What you really want to do is spawn a new thread and perform your
processing there. Then, you can update the UI from there. Note that when
you want to update your UI from another thread, you need to call the Invoke
method on a control, passing a delegate with the code to execute on the UI
thread. This is because updates to the UI must come on the thread that the
UI was created on, and this is what Invoke does.

Hope this helps.
 
Nicholas Paldino said:
What you really want to do is spawn a new thread and perform your
processing there. Then, you can update the UI from there. Note that when
you want to update your UI from another thread, you need to call the
Invoke method on a control, passing a delegate with the code to execute on
the UI thread. This is because updates to the UI must come on the thread
that the UI was created on, and this is what Invoke does.

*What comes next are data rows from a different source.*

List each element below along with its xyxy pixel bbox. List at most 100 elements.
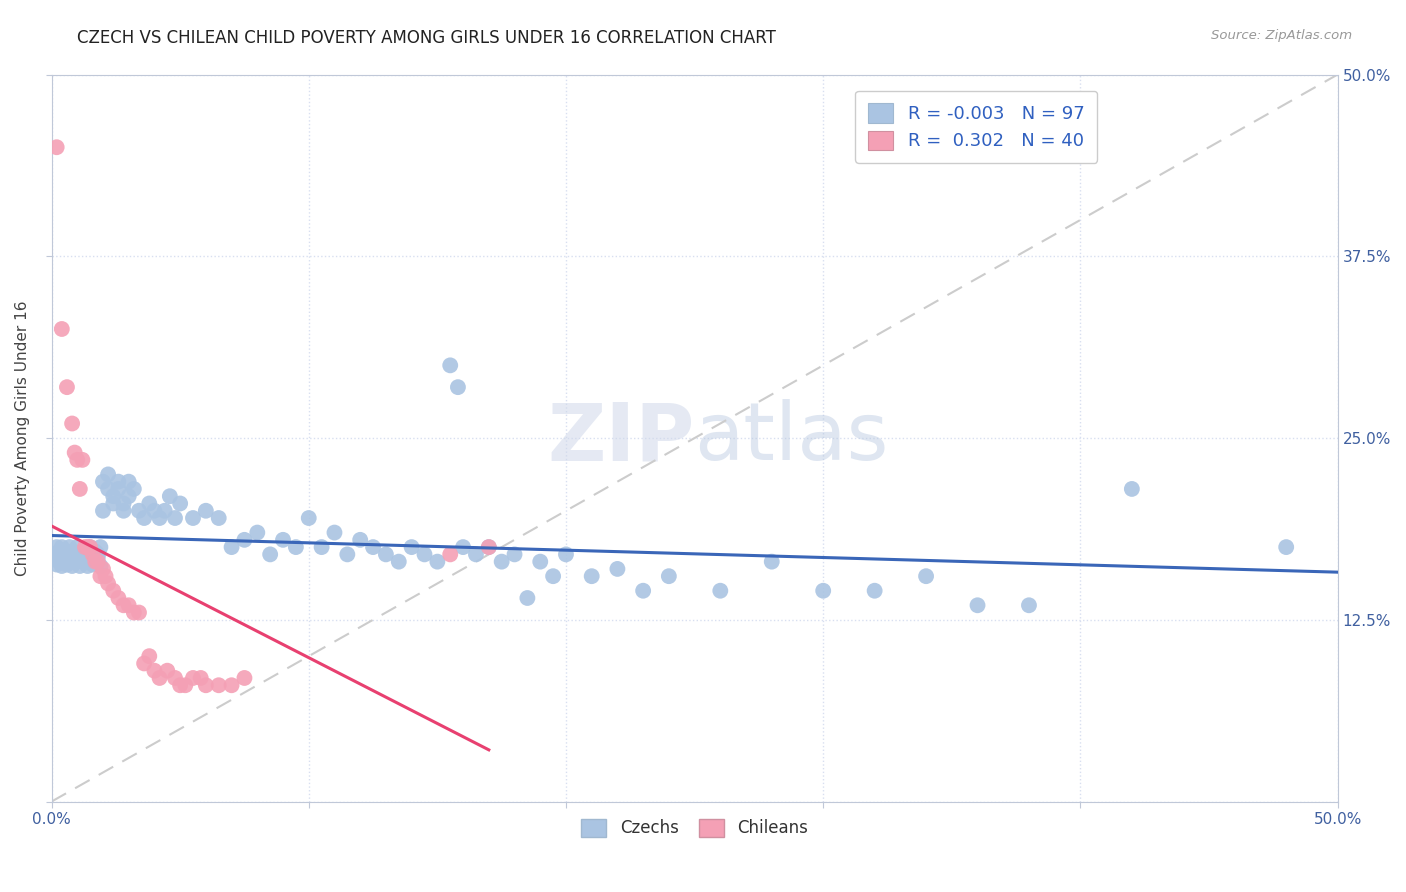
Point bbox=[156, 664, 179, 678]
Point bbox=[87, 550, 110, 565]
Point bbox=[401, 540, 423, 554]
Point bbox=[709, 583, 731, 598]
Point bbox=[45, 547, 67, 561]
Point bbox=[48, 550, 70, 565]
Point bbox=[91, 504, 114, 518]
Point bbox=[53, 555, 76, 569]
Point bbox=[148, 511, 170, 525]
Point bbox=[491, 555, 513, 569]
Point bbox=[45, 558, 67, 572]
Point bbox=[451, 540, 474, 554]
Point bbox=[56, 550, 79, 565]
Point bbox=[60, 544, 83, 558]
Point bbox=[87, 547, 110, 561]
Point bbox=[97, 482, 120, 496]
Text: Source: ZipAtlas.com: Source: ZipAtlas.com bbox=[1212, 29, 1353, 42]
Point bbox=[478, 540, 501, 554]
Point bbox=[84, 544, 107, 558]
Point bbox=[118, 489, 141, 503]
Point bbox=[169, 496, 191, 510]
Point bbox=[82, 547, 104, 561]
Point bbox=[143, 504, 166, 518]
Point bbox=[66, 540, 89, 554]
Point bbox=[439, 547, 461, 561]
Point bbox=[72, 453, 94, 467]
Point bbox=[233, 533, 256, 547]
Point bbox=[915, 569, 938, 583]
Point bbox=[89, 569, 111, 583]
Point bbox=[271, 533, 294, 547]
Point bbox=[259, 547, 281, 561]
Point bbox=[76, 540, 98, 554]
Point bbox=[190, 671, 212, 685]
Point bbox=[336, 547, 359, 561]
Point bbox=[478, 540, 501, 554]
Point bbox=[529, 555, 551, 569]
Point bbox=[134, 657, 156, 671]
Point bbox=[72, 544, 94, 558]
Point bbox=[58, 555, 80, 569]
Point bbox=[51, 322, 73, 336]
Point bbox=[79, 540, 101, 554]
Point bbox=[94, 569, 117, 583]
Point bbox=[103, 489, 125, 503]
Point bbox=[76, 555, 98, 569]
Legend: Czechs, Chileans: Czechs, Chileans bbox=[575, 812, 814, 844]
Point bbox=[69, 547, 91, 561]
Point bbox=[555, 547, 578, 561]
Point bbox=[60, 559, 83, 574]
Point bbox=[863, 583, 886, 598]
Point bbox=[58, 547, 80, 561]
Point bbox=[374, 547, 396, 561]
Point bbox=[163, 671, 186, 685]
Point bbox=[112, 496, 135, 510]
Point bbox=[413, 547, 436, 561]
Point bbox=[447, 380, 470, 394]
Point bbox=[56, 380, 79, 394]
Point bbox=[56, 547, 79, 561]
Point bbox=[298, 511, 321, 525]
Point bbox=[84, 555, 107, 569]
Point bbox=[581, 569, 603, 583]
Text: atlas: atlas bbox=[695, 399, 889, 477]
Point bbox=[48, 555, 70, 569]
Point bbox=[439, 359, 461, 373]
Point bbox=[811, 583, 834, 598]
Point bbox=[631, 583, 654, 598]
Y-axis label: Child Poverty Among Girls Under 16: Child Poverty Among Girls Under 16 bbox=[15, 301, 30, 576]
Point bbox=[48, 544, 70, 558]
Point bbox=[118, 599, 141, 613]
Point bbox=[221, 678, 243, 692]
Point bbox=[84, 555, 107, 569]
Point bbox=[138, 649, 160, 664]
Point bbox=[73, 540, 96, 554]
Point bbox=[284, 540, 307, 554]
Point bbox=[138, 496, 160, 510]
Point bbox=[208, 511, 231, 525]
Point bbox=[51, 540, 73, 554]
Point bbox=[169, 678, 191, 692]
Point bbox=[761, 555, 783, 569]
Point bbox=[323, 525, 346, 540]
Point bbox=[966, 599, 988, 613]
Point bbox=[516, 591, 538, 605]
Point bbox=[181, 511, 204, 525]
Point bbox=[97, 576, 120, 591]
Text: CZECH VS CHILEAN CHILD POVERTY AMONG GIRLS UNDER 16 CORRELATION CHART: CZECH VS CHILEAN CHILD POVERTY AMONG GIR… bbox=[77, 29, 776, 46]
Point bbox=[221, 540, 243, 554]
Point bbox=[658, 569, 681, 583]
Text: ZIP: ZIP bbox=[547, 399, 695, 477]
Point bbox=[465, 547, 488, 561]
Point bbox=[118, 475, 141, 489]
Point bbox=[56, 558, 79, 572]
Point bbox=[97, 467, 120, 482]
Point bbox=[148, 671, 170, 685]
Point bbox=[79, 547, 101, 561]
Point bbox=[246, 525, 269, 540]
Point bbox=[89, 540, 111, 554]
Point bbox=[233, 671, 256, 685]
Point bbox=[388, 555, 411, 569]
Point bbox=[112, 504, 135, 518]
Point bbox=[122, 482, 145, 496]
Point bbox=[361, 540, 384, 554]
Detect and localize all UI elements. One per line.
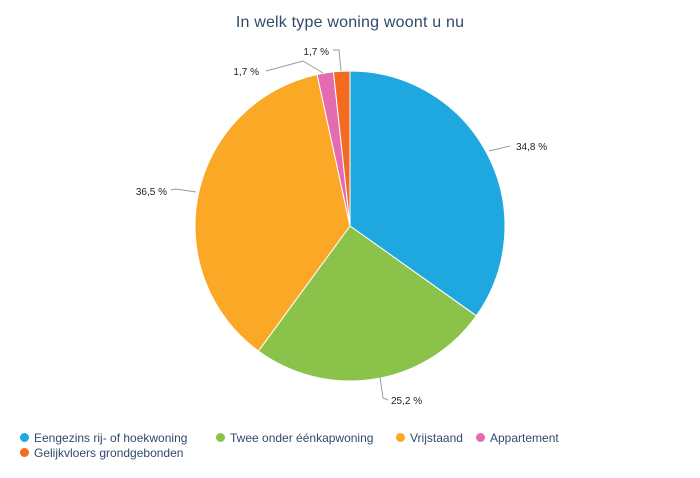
pie-slices — [194, 70, 506, 382]
pie-slice-vrijstaand[interactable] — [194, 73, 351, 352]
pie-slice-twee-onder-een-kap[interactable] — [257, 225, 478, 382]
legend-marker — [20, 448, 29, 457]
chart-legend: Eengezins rij- of hoekwoning Twee onder … — [20, 430, 680, 460]
leader-line-eengezins — [488, 145, 511, 152]
data-label-twee-onder-een-kap: 25,2 % — [391, 396, 422, 407]
pie-slice-eengezins[interactable] — [349, 70, 506, 317]
pie-slice-gelijkvloers[interactable] — [332, 70, 351, 227]
legend-item-vrijstaand[interactable]: Vrijstaand — [396, 431, 476, 445]
leader-line-vrijstaand — [170, 188, 197, 193]
legend-row-1: Eengezins rij- of hoekwoning Twee onder … — [20, 430, 680, 445]
legend-row-2: Gelijkvloers grondgebonden — [20, 445, 680, 460]
legend-label: Vrijstaand — [410, 430, 463, 445]
data-label-gelijkvloers: 1,7 % — [303, 47, 329, 58]
legend-marker — [216, 433, 225, 442]
data-label-eengezins: 34,8 % — [516, 142, 547, 153]
legend-item-appartement[interactable]: Appartement — [476, 431, 596, 445]
legend-label: Eengezins rij- of hoekwoning — [34, 430, 188, 445]
data-label-appartement: 1,7 % — [233, 67, 259, 78]
legend-label: Gelijkvloers grondgebonden — [34, 445, 184, 460]
pie-data-labels: 34,8 % 25,2 % 36,5 % 1,7 % 1,7 % — [136, 47, 547, 407]
legend-item-twee-onder-een-kap[interactable]: Twee onder éénkapwoning — [216, 431, 396, 445]
leader-line-gelijkvloers — [333, 49, 342, 72]
legend-marker — [396, 433, 405, 442]
legend-label: Appartement — [490, 430, 559, 445]
leader-line-twee-onder-een-kap — [379, 376, 389, 401]
legend-label: Twee onder éénkapwoning — [230, 430, 374, 445]
data-label-vrijstaand: 36,5 % — [136, 187, 167, 198]
leader-line-appartement — [265, 60, 324, 74]
chart-title: In welk type woning woont u nu — [235, 14, 465, 31]
legend-item-eengezins[interactable]: Eengezins rij- of hoekwoning — [20, 431, 216, 445]
legend-marker — [20, 433, 29, 442]
legend-marker — [476, 433, 485, 442]
legend-item-gelijkvloers[interactable]: Gelijkvloers grondgebonden — [20, 446, 183, 460]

The BackgroundWorker class makes this kind of thing very simple. It does
all the marshalling to the UI thread for you.

http://msdn2.microsoft.com/en-us/library/system.componentmodel.backgroundworker.aspx

-- Alan
 
Hello,
I have a simple dialog in C#. When the user presses a button, a long
process occurs. As it goes on, I update some values in the controls on
the dialog.

However, nothing happens until the whole process is done. I tried
calling Invalidate whenver i update the on-screen values, but
presumably it's waiting until my long function is done before it
processes the Paint message.

Invalidate just queues a refresh to occur when idle. Changing the value
already does this. What you want is probably the Update method which forces
an immediate synchronous repaint.
 
Great, that worked perfectly.

I agree in principle that multithreading is more Architecturally
Correct. And it's a must if the process is time-critical because we
have no guarantee of how long the Paint message will take.

However for simple needs DoEvents appears to be very handy.